Female boxers still fighting for respect

January 25, 2012

The middle-aged lady sitting next to me on the plane leaned over and confessed.

“I don’t think women should be boxing. It doesn’t seem right to me,” she said.

This was after I’d just told her I had spent the week in Sydney, N. S., covering the Canadian amateur boxing championships for my newspaper, where men and women were fighting.

It was a good thing she kept her voice down. In the seat behind her was Mandy Bujold, Kitchener’s seven-time national flyweight champion. Two rows up was fellow flyweight fighter Amanda Galle, sporting a black eye so gruesome it looked like it was added by a Hollywood makeup artist.

Try telling those women they shouldn’t be boxing.

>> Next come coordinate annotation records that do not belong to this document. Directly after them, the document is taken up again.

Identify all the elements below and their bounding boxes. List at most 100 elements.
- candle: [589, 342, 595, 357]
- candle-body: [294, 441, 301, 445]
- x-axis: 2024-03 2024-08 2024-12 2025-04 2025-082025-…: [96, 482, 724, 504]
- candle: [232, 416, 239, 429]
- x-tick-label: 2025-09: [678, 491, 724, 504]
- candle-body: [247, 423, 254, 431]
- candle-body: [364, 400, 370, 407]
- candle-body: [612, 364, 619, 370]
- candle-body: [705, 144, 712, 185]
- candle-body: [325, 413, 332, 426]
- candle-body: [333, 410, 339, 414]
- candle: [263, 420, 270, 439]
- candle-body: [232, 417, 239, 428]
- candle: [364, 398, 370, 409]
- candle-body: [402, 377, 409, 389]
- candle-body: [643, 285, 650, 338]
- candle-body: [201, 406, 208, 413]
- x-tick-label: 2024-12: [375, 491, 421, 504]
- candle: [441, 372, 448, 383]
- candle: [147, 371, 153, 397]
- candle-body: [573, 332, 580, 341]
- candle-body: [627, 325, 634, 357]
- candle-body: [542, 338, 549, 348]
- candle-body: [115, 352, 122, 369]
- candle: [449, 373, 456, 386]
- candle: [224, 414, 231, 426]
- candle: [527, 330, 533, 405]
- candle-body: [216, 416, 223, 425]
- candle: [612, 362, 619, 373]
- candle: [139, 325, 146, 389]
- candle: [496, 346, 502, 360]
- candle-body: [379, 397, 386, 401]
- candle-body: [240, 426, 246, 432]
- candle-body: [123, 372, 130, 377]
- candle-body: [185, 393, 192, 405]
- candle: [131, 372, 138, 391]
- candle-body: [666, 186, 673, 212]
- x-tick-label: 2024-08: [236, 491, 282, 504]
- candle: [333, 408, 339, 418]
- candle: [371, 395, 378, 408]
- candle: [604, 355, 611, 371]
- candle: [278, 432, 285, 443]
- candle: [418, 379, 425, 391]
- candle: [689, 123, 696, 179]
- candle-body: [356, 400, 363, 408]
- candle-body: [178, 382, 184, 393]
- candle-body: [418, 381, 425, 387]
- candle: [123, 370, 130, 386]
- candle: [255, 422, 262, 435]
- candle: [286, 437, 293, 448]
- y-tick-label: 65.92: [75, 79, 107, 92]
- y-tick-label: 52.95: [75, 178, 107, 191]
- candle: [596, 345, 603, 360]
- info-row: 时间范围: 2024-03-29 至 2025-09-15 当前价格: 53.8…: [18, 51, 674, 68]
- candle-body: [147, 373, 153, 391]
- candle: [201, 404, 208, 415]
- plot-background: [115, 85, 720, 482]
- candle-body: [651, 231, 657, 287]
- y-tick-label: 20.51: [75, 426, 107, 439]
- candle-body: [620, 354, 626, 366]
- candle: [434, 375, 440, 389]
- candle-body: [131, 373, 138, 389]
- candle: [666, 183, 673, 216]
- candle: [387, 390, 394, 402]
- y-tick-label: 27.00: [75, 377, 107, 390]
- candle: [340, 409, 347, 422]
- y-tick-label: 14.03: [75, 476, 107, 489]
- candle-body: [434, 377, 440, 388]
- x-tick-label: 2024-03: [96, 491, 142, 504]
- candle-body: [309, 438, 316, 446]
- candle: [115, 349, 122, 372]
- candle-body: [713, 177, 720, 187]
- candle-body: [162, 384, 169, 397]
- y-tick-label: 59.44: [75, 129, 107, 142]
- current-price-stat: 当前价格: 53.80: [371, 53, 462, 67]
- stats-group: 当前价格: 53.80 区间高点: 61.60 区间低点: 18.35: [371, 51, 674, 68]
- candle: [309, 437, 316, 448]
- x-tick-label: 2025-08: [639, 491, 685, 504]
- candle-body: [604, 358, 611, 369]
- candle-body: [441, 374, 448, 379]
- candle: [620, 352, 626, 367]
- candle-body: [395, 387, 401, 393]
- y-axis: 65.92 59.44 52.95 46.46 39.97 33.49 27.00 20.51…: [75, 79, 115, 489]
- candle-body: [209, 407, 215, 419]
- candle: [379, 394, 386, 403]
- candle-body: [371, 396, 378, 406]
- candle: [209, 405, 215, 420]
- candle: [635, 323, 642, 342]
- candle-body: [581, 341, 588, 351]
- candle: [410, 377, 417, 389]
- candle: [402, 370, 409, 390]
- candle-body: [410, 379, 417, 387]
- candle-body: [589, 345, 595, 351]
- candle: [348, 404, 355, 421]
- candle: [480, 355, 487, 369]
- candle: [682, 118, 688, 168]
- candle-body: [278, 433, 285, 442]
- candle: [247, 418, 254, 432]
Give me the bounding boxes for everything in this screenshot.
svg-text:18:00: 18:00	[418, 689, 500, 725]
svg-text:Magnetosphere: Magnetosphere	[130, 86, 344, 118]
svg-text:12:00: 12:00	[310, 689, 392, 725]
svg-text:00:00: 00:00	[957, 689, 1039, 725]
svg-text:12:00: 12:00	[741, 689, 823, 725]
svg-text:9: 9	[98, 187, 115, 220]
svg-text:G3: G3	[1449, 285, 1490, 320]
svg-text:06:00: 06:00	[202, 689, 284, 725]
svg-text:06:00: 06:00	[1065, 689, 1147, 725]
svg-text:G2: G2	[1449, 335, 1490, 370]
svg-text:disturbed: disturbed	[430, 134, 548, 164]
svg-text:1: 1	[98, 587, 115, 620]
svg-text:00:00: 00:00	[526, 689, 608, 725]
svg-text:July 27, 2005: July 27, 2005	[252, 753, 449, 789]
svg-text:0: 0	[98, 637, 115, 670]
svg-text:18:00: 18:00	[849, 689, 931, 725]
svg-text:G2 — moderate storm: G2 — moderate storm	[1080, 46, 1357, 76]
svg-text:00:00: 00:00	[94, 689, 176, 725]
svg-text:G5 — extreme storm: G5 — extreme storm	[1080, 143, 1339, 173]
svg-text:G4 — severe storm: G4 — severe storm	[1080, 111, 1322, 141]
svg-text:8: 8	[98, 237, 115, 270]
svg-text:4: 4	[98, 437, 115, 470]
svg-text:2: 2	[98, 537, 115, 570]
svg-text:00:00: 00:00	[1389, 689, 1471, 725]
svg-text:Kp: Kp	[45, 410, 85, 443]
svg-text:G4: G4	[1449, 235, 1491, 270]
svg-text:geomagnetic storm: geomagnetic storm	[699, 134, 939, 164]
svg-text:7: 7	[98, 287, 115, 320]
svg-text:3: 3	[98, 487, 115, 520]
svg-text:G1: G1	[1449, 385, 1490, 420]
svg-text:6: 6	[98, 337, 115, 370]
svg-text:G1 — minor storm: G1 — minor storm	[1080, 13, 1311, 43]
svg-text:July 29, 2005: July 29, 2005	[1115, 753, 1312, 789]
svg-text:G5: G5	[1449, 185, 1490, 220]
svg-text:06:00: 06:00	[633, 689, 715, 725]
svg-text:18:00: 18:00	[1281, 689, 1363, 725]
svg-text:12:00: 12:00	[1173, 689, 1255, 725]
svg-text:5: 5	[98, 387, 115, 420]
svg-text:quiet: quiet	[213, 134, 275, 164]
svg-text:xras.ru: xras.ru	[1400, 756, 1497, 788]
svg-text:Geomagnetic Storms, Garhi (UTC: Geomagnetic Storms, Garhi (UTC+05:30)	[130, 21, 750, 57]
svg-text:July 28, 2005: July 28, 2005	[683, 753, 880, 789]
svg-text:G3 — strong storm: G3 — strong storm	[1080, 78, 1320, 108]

Canada has some of the best amateur female boxers in the world, giving our northern country a dominance on the international scene normally reserved for hockey or curling. And yet so many of us, like the lady on the plane, think there’s something inherently uncomfortable about it.

Women have been boxing since early 18th century, and have encountered opposition nearly every step of the way. So many people still feel it’s just plain wrong – even if we don’t know exactly why we feel that way.

Despite often positive portrayals in pop culture and the media, women’s boxing still struggles for mainstream respect. After spending most of the last century banned in many countries, then finally winning the long, stubborn fight to be included in the Olympics for the first time, the debate switched to whether women should be required to wear miniskirts in the ring.

It was the International Amateur Boxing Association that proposed the idea, arguing that the women making history by boxing at the Olympics for the first time needed something to help them “stand out” from the men.

The idea, I guess, is that if we’re going to allow women to box, they should at least do it while wearing something we consider feminine. I suppose high heels were too impractical.

To their credit, most female boxers – who don’t see any difference between their sport and the male version – have laughed at the miniskirt suggestion.

“I won’t be wearing a miniskirt,” Ireland’s three-time world champion Katie Taylor told the BBC. “I don’t even wear miniskirts on a night out, so I definitely won’t be wearing miniskirts in the ring.”

Despite the progress the sport has made, made of us still have some pretty Victorian attitudes about women fighting, even with gloves, protective head gear and a referee to keep anyone from getting seriously hurt.

I heard from more than one cab driver in Sydney during the boxing championships that pretty girls shouldn’t fight because it might mark or scar their faces. I didn’t ask how they expected such a rule should be enforced.

Attitudes like this, of course, exist the world over. In Afghanistan, it takes even more guts to be a woman and a boxer. Female boxers dreaming of fighting in the Olympics endure threats from the Taliban, who think the sight of a woman wearing boxing gloves is a sign of a degraded, immoral society.

It’s a safe bet most people who frown on women’s boxing have probably never seen a bout. At the amateur level, protective gear and keen referees make it more like fencing than fighting. There is no pummeling into unconsciousness, no knockouts that leave a fighter spread-eagle on the mat.

Many coaches even frown at the use of the word “fight,” preferring to call them “bouts.” Boxing, they say, is a sport. Fighting is what you do on a Saturday night after the bar.